- Film poster
- Genre: Drama
- Based on: The Child in Time by Ian McEwan
- Written by: Stephen Butchard
- Directed by: Julian Farino
- Starring: Benedict Cumberbatch; Kelly Macdonald; Stephen Campbell Moore; Saskia Reeves;
- Composer: Adrian Johnston
- Country of origin: United Kingdom
- Original language: English

Production
- Executive producers: Helen Gregory; Benedict Cumberbatch; Adam Ackland; David Boulter; Lucy Richer; Rebecca Eaton; Stephen Butchard;
- Producer: Grainne Marmion
- Cinematography: David Odd
- Editor: Kristina Hetherington
- Running time: 90 minutes
- Production companies: SunnyMarch TV; Pinewood Television;

Original release
- Network: BBC One
- Release: 24 September 2017

= The Child in Time (film) =

2017 British television film

The Child in Time is a British television film directed by Julian Farino, adaptation of the 1987 novel of the same name by Ian McEwan.

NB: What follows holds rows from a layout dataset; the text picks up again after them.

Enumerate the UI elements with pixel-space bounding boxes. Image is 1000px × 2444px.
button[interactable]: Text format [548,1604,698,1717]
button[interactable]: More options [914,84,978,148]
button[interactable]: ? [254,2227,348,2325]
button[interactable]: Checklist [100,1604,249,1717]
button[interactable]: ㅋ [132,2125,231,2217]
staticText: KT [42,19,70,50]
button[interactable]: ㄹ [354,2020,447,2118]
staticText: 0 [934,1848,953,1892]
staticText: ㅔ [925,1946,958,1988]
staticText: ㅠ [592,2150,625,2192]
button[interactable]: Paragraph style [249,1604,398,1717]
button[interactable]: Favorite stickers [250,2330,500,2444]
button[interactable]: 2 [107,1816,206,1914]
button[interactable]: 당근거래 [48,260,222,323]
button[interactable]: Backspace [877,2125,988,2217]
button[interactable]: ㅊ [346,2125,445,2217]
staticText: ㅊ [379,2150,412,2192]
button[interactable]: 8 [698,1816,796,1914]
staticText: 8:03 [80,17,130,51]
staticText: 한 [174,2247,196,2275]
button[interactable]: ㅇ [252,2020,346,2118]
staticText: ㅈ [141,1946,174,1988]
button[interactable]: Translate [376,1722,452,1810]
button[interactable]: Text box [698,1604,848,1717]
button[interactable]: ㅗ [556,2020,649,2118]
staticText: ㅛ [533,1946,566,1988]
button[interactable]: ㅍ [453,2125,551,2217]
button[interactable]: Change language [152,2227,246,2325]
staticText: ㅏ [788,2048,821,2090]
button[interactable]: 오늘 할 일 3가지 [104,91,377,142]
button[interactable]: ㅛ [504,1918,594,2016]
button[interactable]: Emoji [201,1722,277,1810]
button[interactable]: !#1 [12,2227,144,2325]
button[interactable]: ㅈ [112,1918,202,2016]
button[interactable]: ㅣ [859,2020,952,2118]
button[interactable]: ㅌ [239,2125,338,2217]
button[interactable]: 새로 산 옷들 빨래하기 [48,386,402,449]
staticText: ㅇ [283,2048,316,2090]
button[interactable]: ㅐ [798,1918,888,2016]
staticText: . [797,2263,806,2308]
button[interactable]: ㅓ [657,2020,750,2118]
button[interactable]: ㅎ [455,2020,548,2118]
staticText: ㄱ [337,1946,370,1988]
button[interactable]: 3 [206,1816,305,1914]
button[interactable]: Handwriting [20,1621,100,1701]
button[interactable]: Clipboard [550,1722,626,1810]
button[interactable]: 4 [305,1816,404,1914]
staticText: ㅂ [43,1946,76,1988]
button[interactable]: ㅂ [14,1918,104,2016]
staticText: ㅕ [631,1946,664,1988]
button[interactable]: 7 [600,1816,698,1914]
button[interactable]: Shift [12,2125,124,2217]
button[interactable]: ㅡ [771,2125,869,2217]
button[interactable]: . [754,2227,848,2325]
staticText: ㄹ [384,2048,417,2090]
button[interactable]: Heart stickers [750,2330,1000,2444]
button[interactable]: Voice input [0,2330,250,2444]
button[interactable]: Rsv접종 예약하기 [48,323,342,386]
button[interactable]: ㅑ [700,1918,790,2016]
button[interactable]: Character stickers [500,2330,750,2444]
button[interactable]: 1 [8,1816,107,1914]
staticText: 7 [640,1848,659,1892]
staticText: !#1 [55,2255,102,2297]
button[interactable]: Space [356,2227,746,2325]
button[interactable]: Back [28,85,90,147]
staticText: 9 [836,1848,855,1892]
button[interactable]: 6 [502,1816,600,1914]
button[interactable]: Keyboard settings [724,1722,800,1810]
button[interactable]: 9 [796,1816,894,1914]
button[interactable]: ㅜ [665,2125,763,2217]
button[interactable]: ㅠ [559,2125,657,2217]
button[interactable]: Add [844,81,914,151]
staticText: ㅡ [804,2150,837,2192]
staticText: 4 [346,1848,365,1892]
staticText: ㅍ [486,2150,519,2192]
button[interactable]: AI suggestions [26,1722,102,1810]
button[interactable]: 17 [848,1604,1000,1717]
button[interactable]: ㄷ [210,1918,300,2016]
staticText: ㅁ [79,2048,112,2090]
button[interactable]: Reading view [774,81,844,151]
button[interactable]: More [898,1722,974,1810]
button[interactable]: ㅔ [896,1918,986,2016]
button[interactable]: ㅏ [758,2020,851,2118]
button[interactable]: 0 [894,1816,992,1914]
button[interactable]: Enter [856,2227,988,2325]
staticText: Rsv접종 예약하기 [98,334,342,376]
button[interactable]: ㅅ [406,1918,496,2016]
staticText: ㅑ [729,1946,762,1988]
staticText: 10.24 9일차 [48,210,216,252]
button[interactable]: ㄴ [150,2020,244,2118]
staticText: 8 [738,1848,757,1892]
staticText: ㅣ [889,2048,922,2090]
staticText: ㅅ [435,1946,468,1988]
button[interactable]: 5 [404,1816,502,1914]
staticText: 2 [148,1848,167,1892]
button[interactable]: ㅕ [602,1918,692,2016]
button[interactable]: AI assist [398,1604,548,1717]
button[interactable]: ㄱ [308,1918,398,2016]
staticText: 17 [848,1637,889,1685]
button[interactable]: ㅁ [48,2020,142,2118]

The film premiered on BBC One on Sunday 24 September 2017 and stars Benedict Cumberbatch.

==Cast and characters==
- Benedict Cumberbatch as Stephen Lewis, a successful children's book author whose daughter goes missing.
- Kelly Macdonald as Julie, Lewis' estranged wife
- Stephen Campbell Moore as Charles, Lewis' best friend
- Saskia Reeves as Thelma, Charles's wife
- John Hopkins as Home Secretary
- Beatrice White as Kate Lewis

==Production==
The film was announced on 15 February 2017, as the first commission for Pinewood Television and SunnyMarch TV for BBC One, with Benedict Cumberbatch cast as Stephen Lewis. Kelly Macdonald, Stephen Campbell Moore and Saskia Reeves joined the cast in April 2017. Filming started in April 2017 in London.

==Locations==
Film locations in London included a Co-op supermarket in Crouch End, Hornsey Town Hall and the National Theatre in Lambeth. Other locations include Shingle Street, a hamlet on the Suffolk coast. The family was depicted as living in Maida Vale and several exterior scenes were filmed around Elgin Avenue.

==Reception==
===Critical response===
On review aggregator Rotten Tomatoes, the film holds an approval rating of 81% based on 21 reviews, and an average rating of 7.2/10. The website's critical consensus reads, "The Child in Time skillfully resists melodrama, trusting the finer details of its story -- and the actors bringing them to life -- to land with a slow-building, devastating impact." On Metacritic, the film has a weighted average score of 83 out of 100, based on 5 critics, indicating "universal acclaim".